Friday, July 25, 2025

       "Do not rejoice at your enemy's misfortunes," a Hebrew proverb says, "but want the best for him."  Or God will bless him anyway.

painting

    In this era of highly polarized political dialogue and disputation, avoiding what we might call Schadenfreude (taking pleasure in the misfortunes of those with whom we may disagree) is difficult.  However, it seems to be the only way forward.  We demean ourselves if we suppose our integrity to be ours, and ours alone.  There is always a bigger picture. 

    And we do not paint it.  Although it may be easy enough to say that, well, one day God will judge all things and hold everyone accountable for his or her deeds, I'm not sure this resolves the issue.  We do not live in the "later;" we live in the here and now.

    Yet unless there is a bigger picture--and a larger vision of newness--we have no business judging anyway.

Wednesday, July 23, 2025

  

Dark-haired man in light colored short-sleeved shirt working on a typewriter at a table on which sits an open book
Ernest Hemingway

      Isn't truth a funny word?  Most of us appreciate it, most of us desire it. Very few of us, however, can define it.  Philosophers tell us there are essentially two ways of looking at truth.  The correspondence theory suggests that truth is simply that which corresponds to reality.  While this seems logical enough, it raises other questions:  how do we know what is real and how do we therefore know what corresponds to it? 

    Taking a different tack, the coherence theory holds that truth is the sum total of what seems apparent, logical, and right.  Truth is not fixed but is rather what appears to be most correct based on the prevailing evidence.  Yet how do we decide what is most correct and right?

     Though I see virtue in both perspectives, I won't try to reconcile them now.  I merely wish to make an observation about the necessity of truth.  When we insist that truth is relative or a creation of the moment, we are essentially saying that truth does not exist.  If so, we have no good reason to hold that even we exist.  If nothing holds, if nothing is sure, then neither are we.

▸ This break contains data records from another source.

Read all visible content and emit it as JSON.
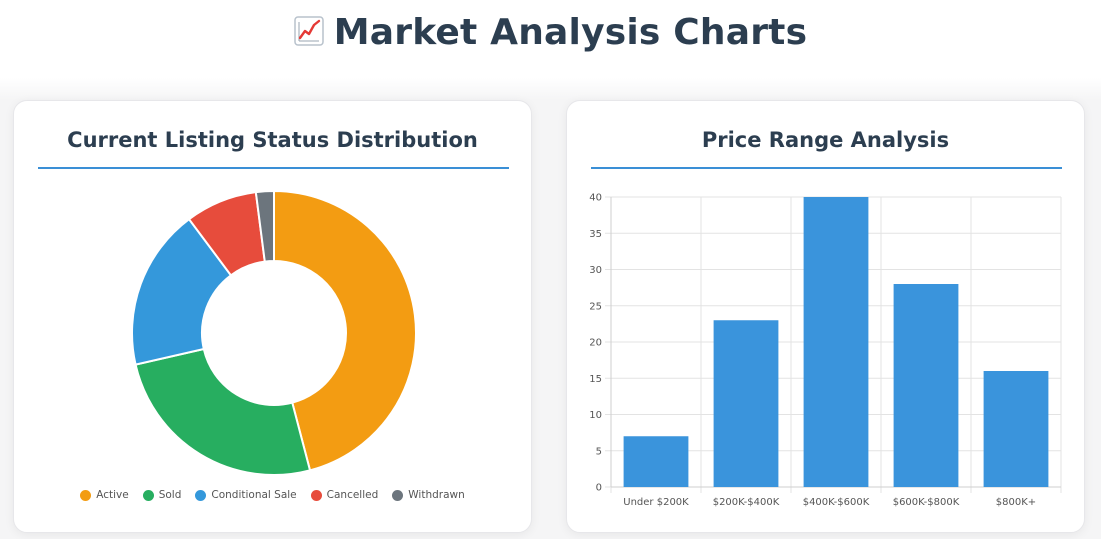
{
  "page": {
    "title": "Market Analysis Charts",
    "title_icon": "chart-increasing-icon"
  },
  "colors": {
    "title": "#2c3e50",
    "rule": "#3a8fd6",
    "bar": "#3a94dc"
  },
  "charts": {
    "status": {
      "title": "Current Listing Status Distribution"
    },
    "price": {
      "title": "Price Range Analysis"
    }
  },
  "chart_data": [
    {
      "type": "pie",
      "title": "Current Listing Status Distribution",
      "donut": true,
      "legend_placement": "bottom",
      "labels": [
        "Active",
        "Sold",
        "Conditional Sale",
        "Cancelled",
        "Withdrawn"
      ],
      "values": [
        45,
        25,
        18,
        8,
        2
      ],
      "colors": [
        "#f39c12",
        "#27ae60",
        "#3498db",
        "#e74c3c",
        "#6c757d"
      ]
    },
    {
      "type": "bar",
      "title": "Price Range Analysis",
      "categories": [
        "Under $200K",
        "$200K-$400K",
        "$400K-$600K",
        "$600K-$800K",
        "$800K+"
      ],
      "values": [
        7,
        23,
        40,
        28,
        16
      ],
      "ylim": [
        0,
        40
      ],
      "yticks": [
        0,
        5,
        10,
        15,
        20,
        25,
        30,
        35,
        40
      ],
      "grid": true,
      "legend": false,
      "xlabel": "",
      "ylabel": ""
    }
  ]
}
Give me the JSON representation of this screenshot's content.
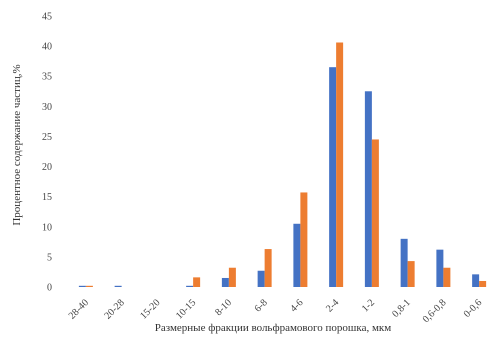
{
  "chart_data": {
    "type": "bar",
    "title": "",
    "xlabel": "Размерные фракции вольфрамового порошка, мкм",
    "ylabel": "Процентное содержание частиц,%",
    "ylim": [
      0,
      45
    ],
    "yticks": [
      0,
      5,
      10,
      15,
      20,
      25,
      30,
      35,
      40,
      45
    ],
    "grid": false,
    "legend": "none",
    "categories": [
      "28-40",
      "20-28",
      "15-20",
      "10-15",
      "8-10",
      "6-8",
      "4-6",
      "2-4",
      "1-2",
      "0,8-1",
      "0,6-0,8",
      "0-0,6"
    ],
    "series": [
      {
        "color": "#4472c4",
        "values": [
          0.2,
          0.2,
          0,
          0.2,
          1.5,
          2.7,
          10.5,
          36.5,
          32.5,
          8,
          6.2,
          2.1
        ]
      },
      {
        "color": "#ed7d31",
        "values": [
          0.2,
          0,
          0,
          1.6,
          3.2,
          6.3,
          15.7,
          40.6,
          24.5,
          4.3,
          3.2,
          1
        ]
      }
    ]
  }
}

     We need truth to be truth.  Otherwise, we became like the protagonist of Ernest Hemingway's Farewell to Arms, who, in the final scene of the novel, when he has just watched his wife die giving birth to his child, and then stood by as the child died, too, "put on his hat and walked into the rain."

    The end.

Monday, July 21, 2025

     He's most famous for his painting "The Scream," his portrayal of, as his biographer Sue Prideaux puts it, "the loss of meaning inflicted by the death of God."  But the Norwegian painter Edvard Munch had some insightful things to say about suffering.  

    "I must retain my physical weaknesses; they are an integral part of me.  I don't want to get rid of illness, however unsympathetically I may depict it in my art . . . My fear of life is necessary to me, as is my illness.  Without anxiety and illness, I am a ship without a rudder.  My art is grounded in reflections over being different to others.  My sufferings are part of my self and my art.  They are indistinguishable from me, and their destruction would destroy my art.  I want to keep those sufferings."

    And, "What is art, really?  The outcome of dissatisfaction with life, the point of impact for the creative force, the continual movement of life . . . in my area I attempt to explain life and its meaning to myself."

    However tragic we may consider "The Scream" to be, we can certainly thank Munch for his erudite perception of the importance of malaise and hardship in the formation of a wise human being.

    God is working even when we may not believe he's there.